Why GPUs and Machine Learning are a Perfect Match

Way back at the start of the year I asked you what you thought the hot topics of tech were going to be in 2017 and which would take the greatest forward leaps.  Whilst there was a lot of support for Virtual Reality (and not quite as much for Augmented Reality as I might have thought), the stand out was Machine Learning (ML), with 57% of you betting it was going to have a massive impact on the technology industry as a whole.

Which tech will see the greatest advancements in 2017?

Since then, you’ve undoubtedly seen that you were right, it’s cropping up just about everywhere. Huawei’s Mate 9, launched late last year and featuring impressive ML capabilities to personalise and enhance your user experience, really kicked things off and from there the trend has exploded. This year has already seen the launch of Arm’s DynamIQ technology and the Computex announcements of brand new Cortex-A75 and Cortex-A55 CPUs and Mali-G72 GPU, all designed and optimized for ML. We’ve talked about how the new Mali-G72 GPU is providing better than ever performance for on-device ML, but we haven’t talked much about why it’s so good so we’re going to look at that now.

What does graphics have to do with Machine learning?

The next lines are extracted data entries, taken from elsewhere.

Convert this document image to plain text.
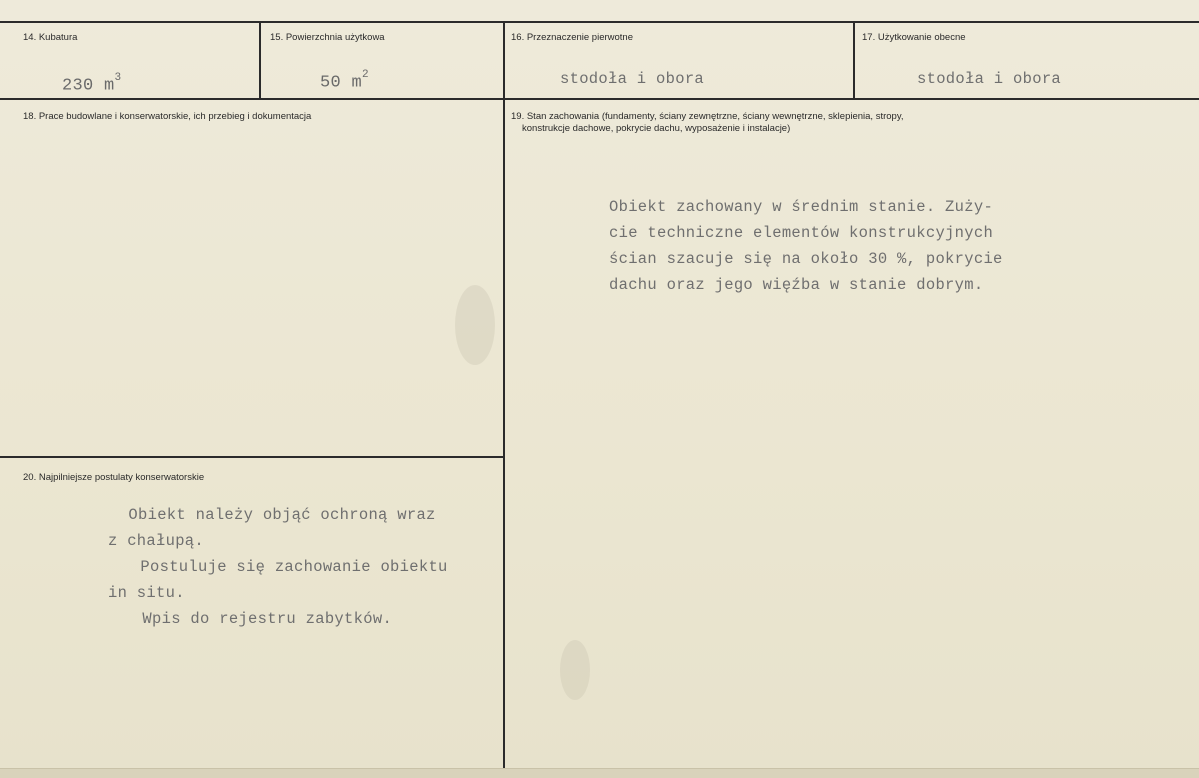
14. Kubatura
230 $m^3$
15. Powierzchnia użytkowa
50 $m^2$
16. Przeznaczenie pierwotne
stodoła i obora
17. Użytkowanie obecne
stodoła i obora
18. Prace budowlane i konserwatorskie, ich przebieg i dokumentacja	19. Stan zachowania (fundamenty, ściany zewnętrzne, ściany wewnętrzne, sklepienia, stropy,
konstrukcje dachowe, pokrycie dachu, wyposażenie i instalacje)
Obiekt zachowany w średnim stanie. Zuży-
cie techniczne elementów konstrukcyjnych
ścian szacuje się na około 30 %, pokrycie
dachu oraz jego więźba w stanie dobrym.
20. Najpilniejsze postulaty konserwatorskie
Obiekt należy objąć ochroną wraz
z chałupą.
Postuluje się zachowanie obiektu
in situ.
Wpis do rejestru zabytków.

A big part of this ability is down to how GPUs fundamentally work. Whilst they excel at graphics workloads, it doesn’t stop there. They are highly programmable by nature and, in contrast to CPUs, which typically work best with serial workloads, they work with parallel workloads. This of course comes from the original graphics workloads which require each pixel on screen to be handled in parallel. So how does this apply to ML? Well, ML is mainly (though not exclusively) based on an absolutely vast quantity of vector-matrix and matrix-matrix multipliers. Handling this enormous amount of data doesn’t sit too well in a serial workload but is perfect for the data-heavy, parallel load of the GPU. It’s not just about parallel vs serial, however, the GPU is also programmable. It adapts easily to running new types of neural networks through languages like OpenCL. With emerging technologies like ML, it can be really difficult to predict the future direction of the industry and what may be required in just a few short years. This means flexibility and programmability are key when investing in IP that won’t get to consumer devices for a year or more.

We’ve known about the GPU’s capability for ML for some time, last year we showed a Luxoft object recognition demo which uses Caffe framework to identify a huge variety of objects and indicate how confident it is in the result. The bit you might not have noticed is that the demo can be switched between running on the Arm Mali GPU or Arm Cortex CPU. On average, switching to the GPU effectively doubled performance, with significant scope for further optimisation.

We didn’t stop there though, recognising this ability was one thing, but exploiting it, another. That’s why our recently released Mali-G72 high performance GPU has been specifically designed to target substantial improvements in compute efficiency. With Mali-G72, the majority of the focus was put on the arithmetic units of the GPU. The Execution Engines in the Bifrost GPU architecture were effectively refined to consume less power and area whilst at the same time increasing performance. Using GEMM as a proxy for ML, we managed to improve the efficiency by 17% for FP16 precision GEMM.

Mali-G72 machine learning efficiency

Where the Machine Learning magic happens

How did we achieve this? In the Bifrost arithmetic unit, we have one Fuse Multiply-ADD (FMA) unit and one ADD unit per execution engine. Both units are capable of handling different types of instructions, but the idea is that the FMA handles the heavy floating-point operations, whilst the ADD handles simpler housekeeping operations and functions as a special function unit. In Mali-G72 we rebalanced the units slightly and moved several instructions from the FMA to the ADD, making the FMA smaller and less power-hungry, while at the same time making sure it could handle performance critical instructions such as fused-multiply-add with FP32 floating point at full throughput.

Additionally, we have increased the L1 cache in the execution engine, which is beneficial to compute workloads such as GEMM in that it reduces the amount of external memory reads that are needed. This is important as ML is about processing data, lots of it, so any data you can avoid moving in and out of the external memory is a gain in both efficiency and performance.

There are other incremental improvements throughout the GPU that help with ML, but the two above are the biggest contributors to the ML efficiency gain in Mali-G72. In designing our next generation of Graphics Processors we always try to look ahead at the upcoming trends and requirements of the technology industry. This foresight and planning allows us to be ahead of the game in supporting the very latest technologies before they’re even fully realised.